E se você fosse uma célula enlouquecida de um corpo doente? Gostaria de ser
odiada? Não ficaria ainda mais louca? Se se sentisse amada e aceite, não
adormeceria num doce sonho de saúde?
Imagine-se a viver permanentemente irritado. Ou permanentemente com raiva.
Ou permanentemente com medo. Esse não é você, mas há gente assim. Imagine-se
a viver permanentemente com amor. Consegue imaginar-se assim?
Se você fosse uma gata amorosa e maternal e um dia, subitamente olhasse os
seus filhos e visse apenas gatos adultos, assustadores e passasse a ter um
autêntico pavor deles a ponto de ter que ou assustá-los tanto para disfarçar
o medo, ou partir?
E se você fosse uma nota musical (Um dó? Um lá?) a sair do piano juntamente
com as outras e logo depois ficasse separada, suspensa, sem sentido?
Se você tivesse sido maltratado em pequeno e tivesse tanto medo do sexo que
apenas conseguisse imaginar, como parceiro, uma criança? Como seria
sentir-se odiado por isso?
E se você tivesse nascido no meio do ódio?
E se você tivesse de andar à procura de alimento nos caixotes de lixo? Ou
isso não é para si? De qualquer modo, imagine o cheiro, imagine as toxinas,
para variar, ou não, deixe-se penetrar pela repugnância e pelo enjoo.
Agora imagine o mundo cheio de pessoas normais como você, quero dizer, que
foram bem recebidas ao nascer, não foram violadas, não passaram fome, sempre
se sentiram amadas, nunca se sentiram a mais, cresceram harmoniosamente,
estudaram, tiveram uma carreira, casaram, tiveram filhos saudáveis, são
honrados, admirados. De quem é o mérito? E a sorte? Ou o azar?

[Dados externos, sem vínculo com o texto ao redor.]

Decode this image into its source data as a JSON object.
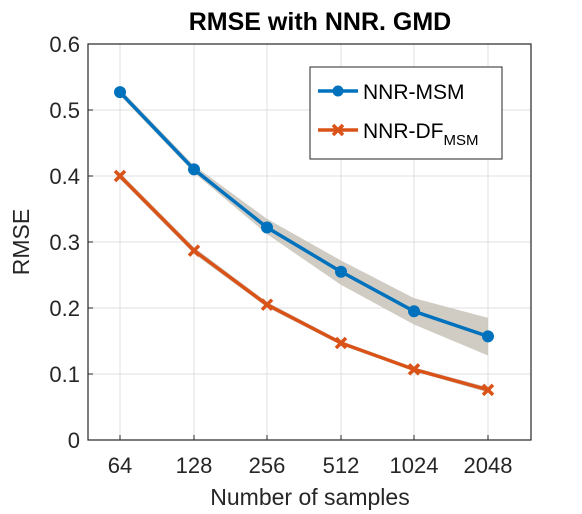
{
  "chart_data": {
    "type": "line",
    "title": "RMSE with NNR. GMD",
    "xlabel": "Number of samples",
    "ylabel": "RMSE",
    "categories": [
      "64",
      "128",
      "256",
      "512",
      "1024",
      "2048"
    ],
    "ylim": [
      0,
      0.6
    ],
    "yticks": [
      "0",
      "0.1",
      "0.2",
      "0.3",
      "0.4",
      "0.5",
      "0.6"
    ],
    "grid": true,
    "legend_position": "top-right",
    "series": [
      {
        "name": "NNR-MSM",
        "name_main": "NNR-MSM",
        "name_sub": "",
        "color": "#0072BD",
        "marker": "circle",
        "values": [
          0.527,
          0.41,
          0.322,
          0.255,
          0.195,
          0.157
        ],
        "band_lower": [
          0.522,
          0.405,
          0.312,
          0.235,
          0.175,
          0.128
        ],
        "band_upper": [
          0.532,
          0.416,
          0.335,
          0.272,
          0.215,
          0.185
        ]
      },
      {
        "name": "NNR-DFMSM",
        "name_main": "NNR-DF",
        "name_sub": "MSM",
        "color": "#D95319",
        "marker": "x",
        "values": [
          0.4,
          0.287,
          0.205,
          0.147,
          0.107,
          0.076
        ],
        "band_lower": [
          0.395,
          0.282,
          0.201,
          0.144,
          0.104,
          0.072
        ],
        "band_upper": [
          0.405,
          0.292,
          0.209,
          0.15,
          0.11,
          0.08
        ]
      }
    ],
    "band_color": "#c8c3b8"
  }
}
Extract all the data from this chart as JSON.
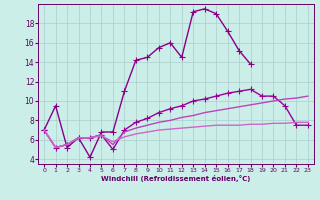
{
  "background_color": "#cceee8",
  "grid_color": "#aacccc",
  "xlabel": "Windchill (Refroidissement éolien,°C)",
  "xlim": [
    -0.5,
    23.5
  ],
  "ylim": [
    3.5,
    20.0
  ],
  "yticks": [
    4,
    6,
    8,
    10,
    12,
    14,
    16,
    18
  ],
  "xticks": [
    0,
    1,
    2,
    3,
    4,
    5,
    6,
    7,
    8,
    9,
    10,
    11,
    12,
    13,
    14,
    15,
    16,
    17,
    18,
    19,
    20,
    21,
    22,
    23
  ],
  "lines": [
    {
      "x": [
        0,
        1,
        2,
        3,
        4,
        5,
        6,
        7,
        8,
        9,
        10,
        11,
        12,
        13,
        14,
        15,
        16,
        17,
        18
      ],
      "y": [
        7.0,
        9.5,
        5.2,
        6.2,
        4.2,
        6.8,
        6.8,
        11.0,
        14.2,
        14.5,
        15.5,
        16.0,
        14.5,
        19.2,
        19.5,
        19.0,
        17.2,
        15.2,
        13.8
      ],
      "color": "#880088",
      "linewidth": 1.0,
      "marker": "+",
      "markersize": 4
    },
    {
      "x": [
        0,
        1,
        2,
        3,
        4,
        5,
        6,
        7,
        8,
        9,
        10,
        11,
        12,
        13,
        14,
        15,
        16,
        17,
        18,
        19,
        20,
        21,
        22,
        23
      ],
      "y": [
        7.0,
        5.2,
        5.5,
        6.2,
        6.2,
        6.5,
        5.0,
        7.0,
        7.8,
        8.2,
        8.8,
        9.2,
        9.5,
        10.0,
        10.2,
        10.5,
        10.8,
        11.0,
        11.2,
        10.5,
        10.5,
        9.5,
        7.5,
        7.5
      ],
      "color": "#990099",
      "linewidth": 1.0,
      "marker": "+",
      "markersize": 4
    },
    {
      "x": [
        0,
        1,
        2,
        3,
        4,
        5,
        6,
        7,
        8,
        9,
        10,
        11,
        12,
        13,
        14,
        15,
        16,
        17,
        18,
        19,
        20,
        21,
        22,
        23
      ],
      "y": [
        7.0,
        5.2,
        5.5,
        6.2,
        6.2,
        6.5,
        5.5,
        6.8,
        7.2,
        7.5,
        7.8,
        8.0,
        8.3,
        8.5,
        8.8,
        9.0,
        9.2,
        9.4,
        9.6,
        9.8,
        10.0,
        10.2,
        10.3,
        10.5
      ],
      "color": "#bb44bb",
      "linewidth": 1.0,
      "marker": null,
      "markersize": 0
    },
    {
      "x": [
        0,
        1,
        2,
        3,
        4,
        5,
        6,
        7,
        8,
        9,
        10,
        11,
        12,
        13,
        14,
        15,
        16,
        17,
        18,
        19,
        20,
        21,
        22,
        23
      ],
      "y": [
        7.0,
        5.2,
        5.5,
        6.2,
        6.2,
        6.4,
        5.8,
        6.3,
        6.6,
        6.8,
        7.0,
        7.1,
        7.2,
        7.3,
        7.4,
        7.5,
        7.5,
        7.5,
        7.6,
        7.6,
        7.7,
        7.7,
        7.8,
        7.8
      ],
      "color": "#cc66cc",
      "linewidth": 1.0,
      "marker": null,
      "markersize": 0
    }
  ]
}
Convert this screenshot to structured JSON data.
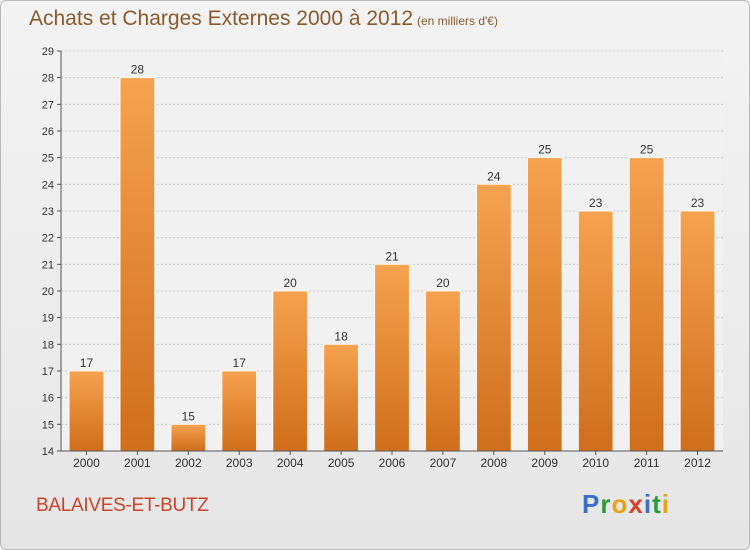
{
  "title": "Achats et Charges Externes 2000 à 2012",
  "subtitle": "(en milliers d'€)",
  "place": "BALAIVES-ET-BUTZ",
  "logo": {
    "text": "Proxiti",
    "letters": [
      {
        "char": "P",
        "color": "#3c6fc9"
      },
      {
        "char": "r",
        "color": "#2f9a3d"
      },
      {
        "char": "o",
        "color": "#e8a21a"
      },
      {
        "char": "x",
        "color": "#d8402b"
      },
      {
        "char": "i",
        "color": "#3c6fc9"
      },
      {
        "char": "t",
        "color": "#2f9a3d"
      },
      {
        "char": "i",
        "color": "#e8a21a"
      }
    ]
  },
  "colors": {
    "bar_light": "#f6a24f",
    "bar_dark": "#cf6e1b",
    "grid": "#cccccc",
    "axis": "#555555",
    "text": "#333333"
  },
  "chart_data": {
    "type": "bar",
    "categories": [
      "2000",
      "2001",
      "2002",
      "2003",
      "2004",
      "2005",
      "2006",
      "2007",
      "2008",
      "2009",
      "2010",
      "2011",
      "2012"
    ],
    "values": [
      17,
      28,
      15,
      17,
      20,
      18,
      21,
      20,
      24,
      25,
      23,
      25,
      23
    ],
    "data_labels": [
      "17",
      "28",
      "15",
      "17",
      "20",
      "18",
      "21",
      "20",
      "24",
      "25",
      "23",
      "25",
      "23"
    ],
    "ylim": [
      14,
      29
    ],
    "yticks": [
      14,
      15,
      16,
      17,
      18,
      19,
      20,
      21,
      22,
      23,
      24,
      25,
      26,
      27,
      28,
      29
    ],
    "grid": true
  }
}
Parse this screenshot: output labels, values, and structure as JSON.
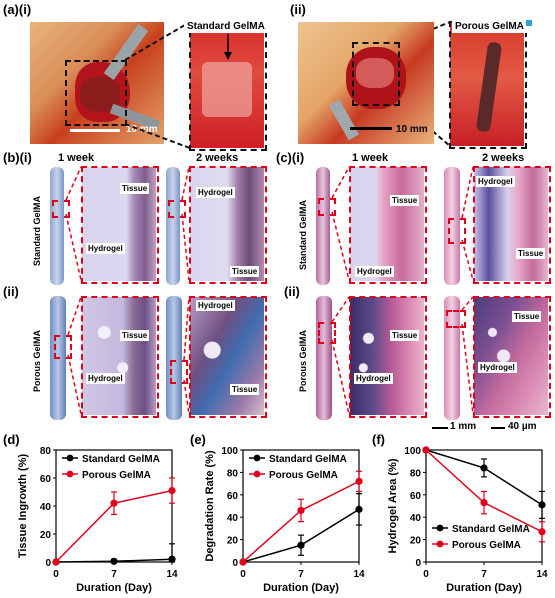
{
  "panel_a": {
    "label": "(a)(i)",
    "label_ii": "(ii)",
    "left_callout": "Standard GelMA",
    "right_callout": "Porous GelMA",
    "scale_left": "10 mm",
    "scale_right": "10 mm"
  },
  "panel_b": {
    "label": "(b)(i)",
    "label_ii": "(ii)",
    "week1": "1 week",
    "week2": "2 weeks",
    "row_i": "Standard GelMA",
    "row_ii": "Porous GelMA",
    "tissue": "Tissue",
    "hydrogel": "Hydrogel"
  },
  "panel_c": {
    "label": "(c)(i)",
    "label_ii": "(ii)",
    "week1": "1 week",
    "week2": "2 weeks",
    "row_i": "Standard GelMA",
    "row_ii": "Porous GelMA",
    "tissue": "Tissue",
    "hydrogel": "Hydrogel",
    "scale_1": "1 mm",
    "scale_2": "40 µm"
  },
  "colors": {
    "standard": "#000000",
    "porous": "#e0001b",
    "surgery_red": "#c4121d",
    "trichrome_blue": "#6f8fc4",
    "he_pink": "#e9a7c7",
    "hydrogel_lilac": "#d8d4ee"
  },
  "chart_data": [
    {
      "panel": "(d)",
      "type": "line",
      "ylabel": "Tissue Ingrowth (%)",
      "xlabel": "Duration (Day)",
      "x": [
        0,
        7,
        14
      ],
      "xticks": [
        "0",
        "7",
        "14"
      ],
      "ylim": [
        0,
        80
      ],
      "yticks": [
        "0",
        "20",
        "40",
        "60",
        "80"
      ],
      "legend_position": "top-left",
      "series": [
        {
          "name": "Standard GelMA",
          "values": [
            0,
            0.5,
            2
          ],
          "errors": [
            0,
            1.5,
            11
          ]
        },
        {
          "name": "Porous GelMA",
          "values": [
            0,
            42,
            51
          ],
          "errors": [
            0,
            8,
            9
          ]
        }
      ]
    },
    {
      "panel": "(e)",
      "type": "line",
      "ylabel": "Degradation Rate (%)",
      "xlabel": "Duration (Day)",
      "x": [
        0,
        7,
        14
      ],
      "xticks": [
        "0",
        "7",
        "14"
      ],
      "ylim": [
        0,
        100
      ],
      "yticks": [
        "0",
        "20",
        "40",
        "60",
        "80",
        "100"
      ],
      "legend_position": "top-left",
      "series": [
        {
          "name": "Standard GelMA",
          "values": [
            0,
            15,
            47
          ],
          "errors": [
            0,
            9,
            14
          ]
        },
        {
          "name": "Porous GelMA",
          "values": [
            0,
            46,
            72
          ],
          "errors": [
            0,
            10,
            9
          ]
        }
      ]
    },
    {
      "panel": "(f)",
      "type": "line",
      "ylabel": "Hydrogel Area (%)",
      "xlabel": "Duration (Day)",
      "x": [
        0,
        7,
        14
      ],
      "xticks": [
        "0",
        "7",
        "14"
      ],
      "ylim": [
        0,
        100
      ],
      "yticks": [
        "0",
        "20",
        "40",
        "60",
        "80",
        "100"
      ],
      "legend_position": "bottom-left",
      "series": [
        {
          "name": "Standard GelMA",
          "values": [
            100,
            84,
            51
          ],
          "errors": [
            0,
            8,
            12
          ]
        },
        {
          "name": "Porous GelMA",
          "values": [
            100,
            53,
            27
          ],
          "errors": [
            0,
            10,
            9
          ]
        }
      ]
    }
  ]
}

Acredita que existe alguém assim? Acredita que existe alguém verdadeiramente
assim, que não o seja apenas na aparência? Acredita que existe alguém
totalmente, automaticamente assim?
Acha possível viver sem toneladas de preconceitos a pesar sobre o pescoço, a
deformar a coluna? De onde virão alguns torcicolos, algumas dores nas
costas, muitas dores de cabeça? Acaso, fatalidade ou destino, castigo de
Deus, ou. presente de si mesmo?
Você acha que estas perguntas não têm importância? Esqueça.
Agora escute:
Você é mesmo um poema. Seja lá quem for, você é um belo poema épico-lírico.

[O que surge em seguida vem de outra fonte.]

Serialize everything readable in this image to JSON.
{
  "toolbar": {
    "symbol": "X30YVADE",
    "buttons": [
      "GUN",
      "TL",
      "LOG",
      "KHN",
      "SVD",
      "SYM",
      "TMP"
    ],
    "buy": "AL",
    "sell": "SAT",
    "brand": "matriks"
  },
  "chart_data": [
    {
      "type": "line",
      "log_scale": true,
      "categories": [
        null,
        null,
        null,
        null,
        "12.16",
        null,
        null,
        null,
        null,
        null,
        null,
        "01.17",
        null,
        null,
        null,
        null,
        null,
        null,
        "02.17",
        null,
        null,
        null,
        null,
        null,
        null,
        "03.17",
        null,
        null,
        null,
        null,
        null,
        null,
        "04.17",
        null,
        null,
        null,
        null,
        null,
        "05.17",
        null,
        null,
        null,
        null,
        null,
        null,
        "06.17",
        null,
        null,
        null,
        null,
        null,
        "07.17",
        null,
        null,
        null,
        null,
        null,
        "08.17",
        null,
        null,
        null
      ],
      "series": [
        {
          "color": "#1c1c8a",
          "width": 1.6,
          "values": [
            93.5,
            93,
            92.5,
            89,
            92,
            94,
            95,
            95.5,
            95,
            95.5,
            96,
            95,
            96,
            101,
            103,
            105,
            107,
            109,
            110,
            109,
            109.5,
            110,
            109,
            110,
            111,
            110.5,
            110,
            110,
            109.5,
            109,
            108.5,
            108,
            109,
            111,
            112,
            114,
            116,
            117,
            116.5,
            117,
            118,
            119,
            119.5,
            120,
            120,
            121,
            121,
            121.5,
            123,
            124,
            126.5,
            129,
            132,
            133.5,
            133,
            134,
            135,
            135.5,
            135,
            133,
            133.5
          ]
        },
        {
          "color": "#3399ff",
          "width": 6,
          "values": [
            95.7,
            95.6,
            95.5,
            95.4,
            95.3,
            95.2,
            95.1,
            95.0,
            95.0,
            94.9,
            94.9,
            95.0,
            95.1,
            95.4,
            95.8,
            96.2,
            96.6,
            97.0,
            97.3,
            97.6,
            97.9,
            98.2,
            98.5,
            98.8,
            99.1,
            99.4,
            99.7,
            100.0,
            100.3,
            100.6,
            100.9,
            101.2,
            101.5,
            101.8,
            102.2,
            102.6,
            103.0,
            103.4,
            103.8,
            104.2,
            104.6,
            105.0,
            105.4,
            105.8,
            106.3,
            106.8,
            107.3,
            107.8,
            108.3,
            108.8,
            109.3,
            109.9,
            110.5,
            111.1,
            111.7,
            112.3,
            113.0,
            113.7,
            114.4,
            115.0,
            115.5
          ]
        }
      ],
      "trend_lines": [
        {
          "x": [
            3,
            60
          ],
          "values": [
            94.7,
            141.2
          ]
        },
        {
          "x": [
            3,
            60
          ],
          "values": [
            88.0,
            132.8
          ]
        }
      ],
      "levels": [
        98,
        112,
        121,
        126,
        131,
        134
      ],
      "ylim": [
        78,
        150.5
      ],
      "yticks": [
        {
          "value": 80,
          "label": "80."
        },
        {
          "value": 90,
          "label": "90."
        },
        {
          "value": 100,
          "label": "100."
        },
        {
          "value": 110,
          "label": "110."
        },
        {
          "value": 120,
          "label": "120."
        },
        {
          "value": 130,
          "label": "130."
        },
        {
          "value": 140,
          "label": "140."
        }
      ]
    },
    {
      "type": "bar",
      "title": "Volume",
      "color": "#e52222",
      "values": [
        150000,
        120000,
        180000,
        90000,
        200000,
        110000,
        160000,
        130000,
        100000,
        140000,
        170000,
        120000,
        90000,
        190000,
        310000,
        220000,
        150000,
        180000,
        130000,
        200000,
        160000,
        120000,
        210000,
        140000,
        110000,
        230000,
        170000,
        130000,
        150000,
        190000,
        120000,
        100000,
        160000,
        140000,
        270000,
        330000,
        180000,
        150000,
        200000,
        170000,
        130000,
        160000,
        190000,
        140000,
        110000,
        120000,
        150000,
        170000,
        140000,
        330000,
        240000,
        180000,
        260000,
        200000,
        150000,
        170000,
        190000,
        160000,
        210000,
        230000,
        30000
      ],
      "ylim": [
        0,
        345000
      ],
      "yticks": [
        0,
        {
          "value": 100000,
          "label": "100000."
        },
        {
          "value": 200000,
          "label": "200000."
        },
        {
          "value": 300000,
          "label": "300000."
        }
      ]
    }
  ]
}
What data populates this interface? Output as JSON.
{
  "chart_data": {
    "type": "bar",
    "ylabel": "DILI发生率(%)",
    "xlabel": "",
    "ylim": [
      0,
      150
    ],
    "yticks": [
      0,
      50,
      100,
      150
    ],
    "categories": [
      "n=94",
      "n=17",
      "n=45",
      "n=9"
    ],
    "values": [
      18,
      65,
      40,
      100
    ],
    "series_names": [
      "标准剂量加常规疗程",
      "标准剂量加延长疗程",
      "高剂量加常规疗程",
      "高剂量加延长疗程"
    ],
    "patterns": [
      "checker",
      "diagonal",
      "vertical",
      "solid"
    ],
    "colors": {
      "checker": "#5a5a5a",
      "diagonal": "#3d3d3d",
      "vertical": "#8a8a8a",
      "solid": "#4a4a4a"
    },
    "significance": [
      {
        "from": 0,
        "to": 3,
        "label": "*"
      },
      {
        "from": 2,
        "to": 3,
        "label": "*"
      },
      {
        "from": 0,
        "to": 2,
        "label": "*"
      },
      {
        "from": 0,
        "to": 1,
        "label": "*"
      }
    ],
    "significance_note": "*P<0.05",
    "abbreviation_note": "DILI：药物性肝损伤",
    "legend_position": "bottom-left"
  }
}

Dentro de si está Angola e o Afeganistão e todos os violadores, e as pessoas
ao lixo, e as células doentes e as saudáveis e as pessoas com ódio e as
felizes. Você está numa imensa biblioteca frequentadíssima. Não há hipótese
nenhuma de não ter leitores. Há mais leitores disponíveis do que aqueles que
algum dia poderiam lê-lo. Comece a recitar o seu poema mas faça-o já.
Deleite-se com ele. Sinta as metáforas, embale-se na cadência, dance com a
música. A sua música. Faça uma ou outra correcção à métrica, veja como
aquela imagem pede mesmo uma sinestesia, melhore esse verso. Acrescente uma
estrofe. O poema é você. Repare como é belo. Mesmo coxo, mesmo magro, mesmo
gordo, mesmo de cabelos brancos, mesmo tímido, mesmo com medo. Um poema pode
sempre melhorar-se. Nunca deixe de o fazer. E de o dizer. E de o ler. Até ao
último momento, você é os leitores todos. E o poema.
Experimente, e um dia vai surpreender-se. Onde havia medo, células doentes,
lixo e raiva, você vai encontrar um poema irradiando. luz. Não há
possibilidade de não acontecer. Um poema de que não se desiste transforma-se
sempre, mas sempre, em. música! Shut. não a ouve já?